We decided to add a Parsec rooftop antenna to our Pepwave a few months back, when we were in a rural area that had good service sometimes, but not all the time. The antenna made our modem more reliable, and it was well worth how silly it looks on the rear ladder.

The rear end of a travel trailer with a brick shaped antenna mounted to the ladder.

I’m unconvinced the antenna mount was meant for this antenna, but it does the job.

What we like best about our current setup is that we rarely have to think about it. It “just works.” We’ve had the Pepwave for over a year, and I’ve only had connection problems about 6 times, all of which were solved by a simple reboot. (Not including regions with zero cellular service!) The modem is mounted inside our pantry, and we never think about our internet because it’s always there, ready for us. It’s great!

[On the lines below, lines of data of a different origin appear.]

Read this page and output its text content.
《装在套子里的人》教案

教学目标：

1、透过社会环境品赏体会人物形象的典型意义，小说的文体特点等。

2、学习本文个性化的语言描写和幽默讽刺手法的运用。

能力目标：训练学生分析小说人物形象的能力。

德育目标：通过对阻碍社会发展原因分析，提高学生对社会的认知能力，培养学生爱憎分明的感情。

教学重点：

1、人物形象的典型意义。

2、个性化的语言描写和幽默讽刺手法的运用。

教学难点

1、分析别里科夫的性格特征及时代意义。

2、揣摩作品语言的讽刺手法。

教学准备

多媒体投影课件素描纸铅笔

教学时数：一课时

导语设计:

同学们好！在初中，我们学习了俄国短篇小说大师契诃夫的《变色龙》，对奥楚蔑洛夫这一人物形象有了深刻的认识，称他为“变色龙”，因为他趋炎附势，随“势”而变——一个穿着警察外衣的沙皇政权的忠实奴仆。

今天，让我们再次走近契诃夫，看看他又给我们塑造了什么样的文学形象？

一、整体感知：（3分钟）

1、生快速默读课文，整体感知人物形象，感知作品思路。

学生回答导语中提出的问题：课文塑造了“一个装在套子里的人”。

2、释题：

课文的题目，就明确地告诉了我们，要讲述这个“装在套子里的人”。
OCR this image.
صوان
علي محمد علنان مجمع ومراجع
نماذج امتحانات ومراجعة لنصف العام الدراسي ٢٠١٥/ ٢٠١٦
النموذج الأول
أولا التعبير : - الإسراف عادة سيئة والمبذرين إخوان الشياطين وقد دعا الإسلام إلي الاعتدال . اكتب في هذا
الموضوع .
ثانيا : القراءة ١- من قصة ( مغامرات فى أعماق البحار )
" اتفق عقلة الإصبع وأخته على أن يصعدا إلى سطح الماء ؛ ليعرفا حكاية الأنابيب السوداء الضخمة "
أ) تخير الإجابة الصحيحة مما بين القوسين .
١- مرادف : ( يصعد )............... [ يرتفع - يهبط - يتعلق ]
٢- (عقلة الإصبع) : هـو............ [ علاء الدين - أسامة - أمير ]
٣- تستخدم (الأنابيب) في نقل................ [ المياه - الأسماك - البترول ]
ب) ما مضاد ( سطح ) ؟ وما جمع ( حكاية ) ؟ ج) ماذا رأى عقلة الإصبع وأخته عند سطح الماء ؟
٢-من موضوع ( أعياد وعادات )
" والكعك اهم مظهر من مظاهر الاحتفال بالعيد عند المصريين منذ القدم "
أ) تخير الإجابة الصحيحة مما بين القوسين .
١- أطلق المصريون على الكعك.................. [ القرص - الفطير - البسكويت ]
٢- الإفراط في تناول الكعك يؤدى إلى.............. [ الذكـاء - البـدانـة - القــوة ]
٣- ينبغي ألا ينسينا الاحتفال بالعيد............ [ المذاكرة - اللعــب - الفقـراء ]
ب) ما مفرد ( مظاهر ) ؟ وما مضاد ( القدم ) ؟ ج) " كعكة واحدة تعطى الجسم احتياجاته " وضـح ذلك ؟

As an added bonus, since it runs off our 12-volt service, we’ve always got internet access when we’re traveling, or if we’re somewhere without shore power (120-volt service).

There are still occasions when we hotspot our devices to a cell phone. Usually because there’s no service for carrier we use with the modem.

We are very careful about our data usage. We do not stream for entertainment over the modem. For streaming services, we use a tablet with unlimited data that we purchased specifically for streaming. (We have used a Roku to stream from the tablet to our TV, but have yet to really enjoy this, as it gets choppy pretty easily.)

While we technically have unlimited data, we don’t want to tempt fate with cellular providers who change their rules at a moment’s notice and who decide “unlimited” hotspotting doesn’t really mean “unlimited.” This is a common issue. It seems like every few months, the Mobile Internet Resource Center is reporting about a carrier discontinuing service to certain plans or devices.

Because of the unpredictability of cellular service and particularly cellular service providers, we recommend always having a Plan B and a Plan C for internet, if internet is important to you.